Marrakech: a casa que abrigou noites lendárias em Jaraguá do Sul
Nos anos 90, a Boate Marrakech, “A Casa do Futuro”, marcou Jaraguá do Sul com festas lendárias, concursos, shows e noites que movimentaram toda uma geração.
Aniversário do Gargamel na Boate Marrakech Foto: Arquivo Ricardo Treis
Luzes, espuma e liberdade: nos anos 90, a Marrakech transformou Jaraguá do Sul em um ponto de encontro para uma geração que dançava até o amanhecer.
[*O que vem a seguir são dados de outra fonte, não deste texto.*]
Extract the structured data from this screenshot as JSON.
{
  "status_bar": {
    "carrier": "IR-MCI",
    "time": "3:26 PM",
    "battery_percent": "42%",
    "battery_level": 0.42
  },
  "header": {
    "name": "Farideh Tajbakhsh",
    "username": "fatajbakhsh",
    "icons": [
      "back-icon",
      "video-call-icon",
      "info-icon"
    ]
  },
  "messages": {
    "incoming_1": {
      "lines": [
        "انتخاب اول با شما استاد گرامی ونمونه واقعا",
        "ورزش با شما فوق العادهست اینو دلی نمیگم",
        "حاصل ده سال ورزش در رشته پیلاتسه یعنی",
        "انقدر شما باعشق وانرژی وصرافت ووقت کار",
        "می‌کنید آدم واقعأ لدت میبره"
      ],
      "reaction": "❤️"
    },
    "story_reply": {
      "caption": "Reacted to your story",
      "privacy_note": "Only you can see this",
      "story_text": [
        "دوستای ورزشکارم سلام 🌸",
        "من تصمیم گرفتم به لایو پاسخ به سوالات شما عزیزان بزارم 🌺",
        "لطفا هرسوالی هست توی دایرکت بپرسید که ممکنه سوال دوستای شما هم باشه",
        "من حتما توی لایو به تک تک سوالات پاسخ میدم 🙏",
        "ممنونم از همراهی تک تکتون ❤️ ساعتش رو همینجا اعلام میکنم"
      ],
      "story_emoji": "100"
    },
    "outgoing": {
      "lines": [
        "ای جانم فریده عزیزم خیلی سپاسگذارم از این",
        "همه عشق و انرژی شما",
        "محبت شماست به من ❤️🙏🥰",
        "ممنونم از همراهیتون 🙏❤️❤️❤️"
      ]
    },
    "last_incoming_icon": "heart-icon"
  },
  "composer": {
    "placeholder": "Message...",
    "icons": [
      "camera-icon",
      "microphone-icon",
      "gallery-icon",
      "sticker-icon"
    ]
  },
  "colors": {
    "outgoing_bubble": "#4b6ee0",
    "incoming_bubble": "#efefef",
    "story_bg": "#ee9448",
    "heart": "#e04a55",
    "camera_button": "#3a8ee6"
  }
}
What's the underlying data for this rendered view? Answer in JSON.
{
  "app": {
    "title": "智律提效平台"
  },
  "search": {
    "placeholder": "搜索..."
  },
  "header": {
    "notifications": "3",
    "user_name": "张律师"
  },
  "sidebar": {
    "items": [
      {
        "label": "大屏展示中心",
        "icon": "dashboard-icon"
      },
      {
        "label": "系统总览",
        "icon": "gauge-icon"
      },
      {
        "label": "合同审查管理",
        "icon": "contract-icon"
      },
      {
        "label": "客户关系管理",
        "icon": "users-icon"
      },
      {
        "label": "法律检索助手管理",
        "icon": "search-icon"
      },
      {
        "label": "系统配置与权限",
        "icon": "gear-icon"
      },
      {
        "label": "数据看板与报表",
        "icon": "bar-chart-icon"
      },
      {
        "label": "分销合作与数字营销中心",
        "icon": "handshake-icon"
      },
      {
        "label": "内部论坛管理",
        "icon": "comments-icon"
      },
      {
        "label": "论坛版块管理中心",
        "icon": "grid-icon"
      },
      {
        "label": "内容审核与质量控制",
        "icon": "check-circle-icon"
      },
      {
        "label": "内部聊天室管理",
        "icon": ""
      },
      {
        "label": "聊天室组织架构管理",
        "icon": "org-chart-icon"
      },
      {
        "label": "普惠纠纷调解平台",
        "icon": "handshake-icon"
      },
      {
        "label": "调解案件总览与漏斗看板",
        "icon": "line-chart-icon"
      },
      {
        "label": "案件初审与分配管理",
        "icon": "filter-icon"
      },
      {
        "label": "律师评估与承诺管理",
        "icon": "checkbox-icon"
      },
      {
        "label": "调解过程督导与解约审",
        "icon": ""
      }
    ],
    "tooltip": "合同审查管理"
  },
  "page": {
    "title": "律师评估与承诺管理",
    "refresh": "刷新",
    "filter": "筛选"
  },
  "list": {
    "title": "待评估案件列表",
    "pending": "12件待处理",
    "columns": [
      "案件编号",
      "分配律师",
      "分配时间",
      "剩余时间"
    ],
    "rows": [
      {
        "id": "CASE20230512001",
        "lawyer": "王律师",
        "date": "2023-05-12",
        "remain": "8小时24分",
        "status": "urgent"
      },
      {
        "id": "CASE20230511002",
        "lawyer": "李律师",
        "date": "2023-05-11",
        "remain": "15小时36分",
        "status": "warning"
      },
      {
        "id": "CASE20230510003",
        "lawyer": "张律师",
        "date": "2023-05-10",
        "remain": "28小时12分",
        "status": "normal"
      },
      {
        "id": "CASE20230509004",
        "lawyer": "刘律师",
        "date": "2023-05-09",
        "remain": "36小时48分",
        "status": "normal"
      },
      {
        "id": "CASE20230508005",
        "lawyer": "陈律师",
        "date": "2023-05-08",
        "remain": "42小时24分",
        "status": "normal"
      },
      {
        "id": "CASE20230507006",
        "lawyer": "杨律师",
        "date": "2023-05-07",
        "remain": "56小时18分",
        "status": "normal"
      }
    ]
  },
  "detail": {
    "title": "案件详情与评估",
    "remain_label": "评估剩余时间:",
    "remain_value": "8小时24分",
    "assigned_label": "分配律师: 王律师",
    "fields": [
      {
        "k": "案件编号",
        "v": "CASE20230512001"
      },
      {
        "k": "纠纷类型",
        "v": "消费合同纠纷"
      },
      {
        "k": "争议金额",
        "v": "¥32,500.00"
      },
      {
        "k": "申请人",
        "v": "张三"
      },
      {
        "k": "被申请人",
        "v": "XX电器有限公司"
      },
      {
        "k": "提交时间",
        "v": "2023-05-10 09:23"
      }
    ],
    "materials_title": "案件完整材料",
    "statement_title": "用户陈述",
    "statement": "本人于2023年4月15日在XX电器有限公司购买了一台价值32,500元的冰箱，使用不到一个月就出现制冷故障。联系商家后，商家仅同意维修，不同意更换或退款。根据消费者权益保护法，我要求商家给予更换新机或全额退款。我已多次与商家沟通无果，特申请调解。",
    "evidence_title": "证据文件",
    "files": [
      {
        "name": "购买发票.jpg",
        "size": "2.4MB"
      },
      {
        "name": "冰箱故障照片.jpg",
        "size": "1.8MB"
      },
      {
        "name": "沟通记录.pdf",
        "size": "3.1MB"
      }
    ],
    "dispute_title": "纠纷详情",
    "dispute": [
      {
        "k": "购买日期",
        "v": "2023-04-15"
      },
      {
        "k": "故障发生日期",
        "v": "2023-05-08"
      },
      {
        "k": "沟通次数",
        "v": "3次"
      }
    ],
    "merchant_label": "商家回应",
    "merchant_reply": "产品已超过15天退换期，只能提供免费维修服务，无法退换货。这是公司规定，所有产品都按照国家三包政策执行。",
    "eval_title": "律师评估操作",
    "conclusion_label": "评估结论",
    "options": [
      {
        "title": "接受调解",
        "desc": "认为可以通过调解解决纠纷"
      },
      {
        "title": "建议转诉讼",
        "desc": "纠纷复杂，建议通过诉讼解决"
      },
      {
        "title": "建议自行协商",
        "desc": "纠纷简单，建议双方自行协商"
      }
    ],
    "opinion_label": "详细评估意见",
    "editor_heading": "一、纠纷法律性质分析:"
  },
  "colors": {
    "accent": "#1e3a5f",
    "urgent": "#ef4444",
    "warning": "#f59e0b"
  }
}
Havia um tempo em que o Centro de Jaraguá do Sul ganhava outro brilho nas noites de sexta e sábado. Era o tempo da Boate Marrakech, inaugurada em 1989 pelo empresário Sérgio Cunha, que a tornou conhecida como a “Casa Futuro”. Um nome à altura da promessa: o endereço se tornaria símbolo da juventude jaraguaense de classe média e alta, reunindo gerações em festas que marcaram época e definiram o que era viver intensamente os anos 90.
O som e a luz de uma nova era
Quem entrava na Marrakech percebia logo que estava em um lugar diferente de tudo o que Jaraguá já tinha visto. No térreo, o amplo salão abrigava a pista principal, cercada por um ambiente moderno e vibrante. Em um dos cantos, uma fonte iluminada dava um toque cenográfico; e acima da pista, o mezanino servia de espaço reservado para convidados quando havia festas especiais.
No centro do salão, o personagem mais lembrado: o Órion, uma mistura de lustre-robô e disco voador que subia e descia sincronizado à batida, abrindo “tentáculos” e espalhando reflexos e feixes de luz por todo o ambiente. Globos espelhados, flashes coloridos e fumaça criavam uma atmosfera que rivalizava com casas badaladas de capitais como Florianópolis e Curitiba. Era possível sentir-se em outro mundo, mas tudo acontecia ali mesmo, em Jaraguá do Sul.
Do lado de fora, uma choperia que ocupava toda a área frontal também lotava nos dias de maior movimento. Era composta de mesas e cadeiras estofadas para duas pessoas, e servia além de bebidas, petiscos diversos. Em muitas noites, ficava lotado. Alguns preferiam ficar ali, conversando, rindo e observando o movimento, sem sequer entrar na pista. Era parte do charme da Marrakech: o encontro social começava antes da música.

O palco das grandes festas
A Marrakech ficou famosa por suas noites temáticas e concursos que mobilizavam toda a cidade. A cada novo evento, crescia a expectativa: o que viria desta vez?
Entre as atrações mais marcantes estavam a Festa da Espuma, Garota Stúdio FM, o Miss Jaraguá, a Garota colégio tal, e a Escolha da “Gata Camiseta Molhada“, entre outras celebrações que misturavam irreverência, glamour e alegria.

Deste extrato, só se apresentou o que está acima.